Sedangkan bila sudah menikah maka akan dirajam hingga mati. Pelaksanaan hukuman itu harus dilakukan dihadapan khayalak. Tentu saja korban tidak termasuk yang mendapat sanksi karena statusnya sebagai korban yang teraniaya. Hukuman yang keras ini akan melindungi kaum wanita serta memberikan rasa keadilan bagi si korban. Sistem Sekuler Kapitalisme Demokrasi telah nyata gagal melindungi wanita dan anak-anak dan menjaga martabat mereka. Karena itu tidak layak untuk dipertahankan dan dibela, sebaiknya harus segera ditinggalkan dan dicampakkan. Hanya Syariah Islam yang bisa menjamin perlindungan terhadap wanita, anak-anak dan semua orang, sekaligus menjaga martabat dan kemuliaan mereka. Begitu pula dalam Islam juga mengatur bagaimana peran suami seharusnya, apa saja kewajiban yang harus ditunaikan untuk keluarganya. Dan bagaimana Islam menyuruh kepada para suami untuk mempergauli wanita (istri) dengan baik itu tertulis dalam (QS.al-Baqarah [2]:229). Bukan hanya istri saja yang harus diperlakukan dengan baik, akan tetapi Islam juga mengatur bagaimana seorang ayah harus mendidik anaknya, dan semuanya itu sudah tertilis pada al-Qur’an surat al-Luqman. Disana diberikan contoh bagaimana Luqman mendidik anaknya, memuliakan anaknya dan menasehati anaknya. Dan itu pun juga berlaku pada anak juga, bagaiman Islam mengatur bahwa memuliakn orangtua adalah sesuatu kewajiban. Seperti yang tertulis pada al-Qur’an surat Al-Isra’ ayat 23
“Artinya: Dan Rabb-mu telah memerintahkan kepada manusia janganlah ia beribadah melaikan hanya kepadaNya dan hendaklah berbuat baik kepada orangtua dengan sebaik-baiknya. Dan jika dari salah satu dari keduanya atau kedua-duanya telah berusia lanjut disisimu maka janganlah katakana kepada keduanya ‘ah’ dan janganlah kamu membentak keduanya”

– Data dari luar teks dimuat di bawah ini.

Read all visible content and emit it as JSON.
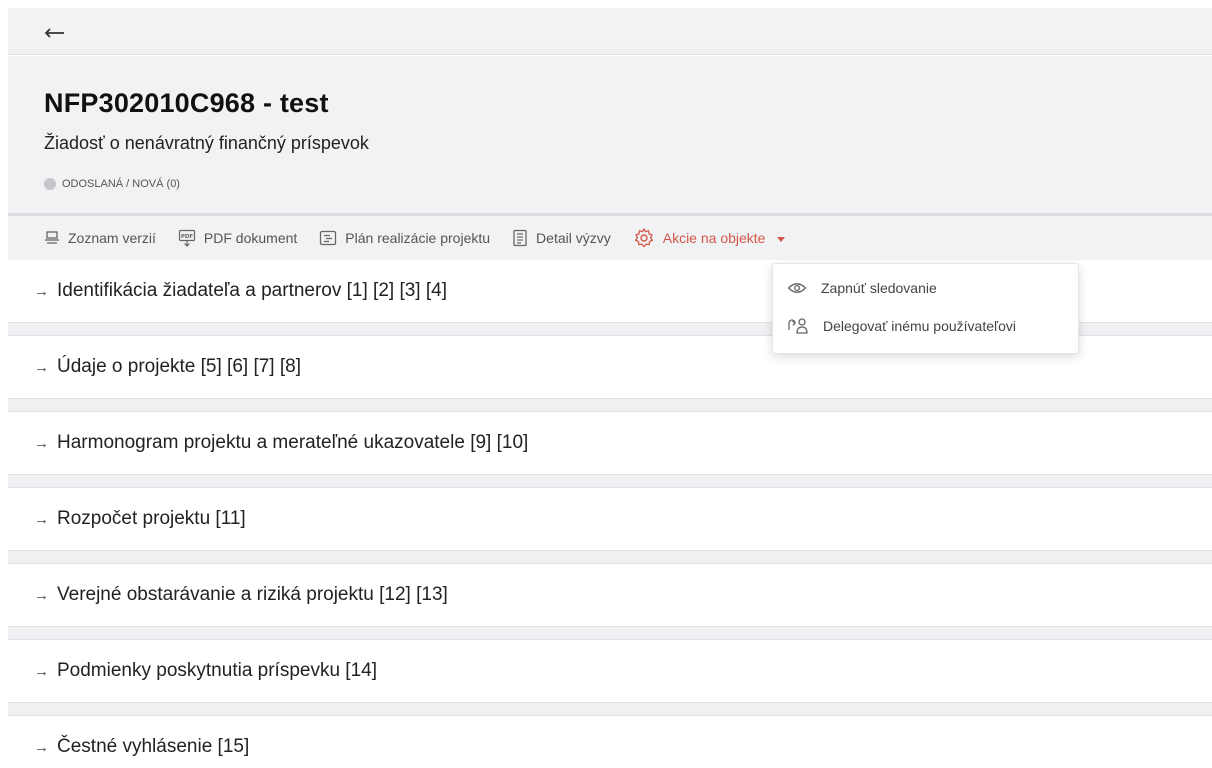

Lengkap sudah bagaimana Islam mengatur suatu kehidupan pada manusia baik yang terkecil hingga yang terbesar. Dan sudah saatnya pula kita kembali kepada aturan yang sudah ditetapkanNya, dan mentaati apa yang tertulis pada kitabNya tanpa terkecuali. Insya Allah dengan seperti itu kemuliaan dan kedamaian akan terwujud karena Islam adalah Rahmatan lil ‘alamin.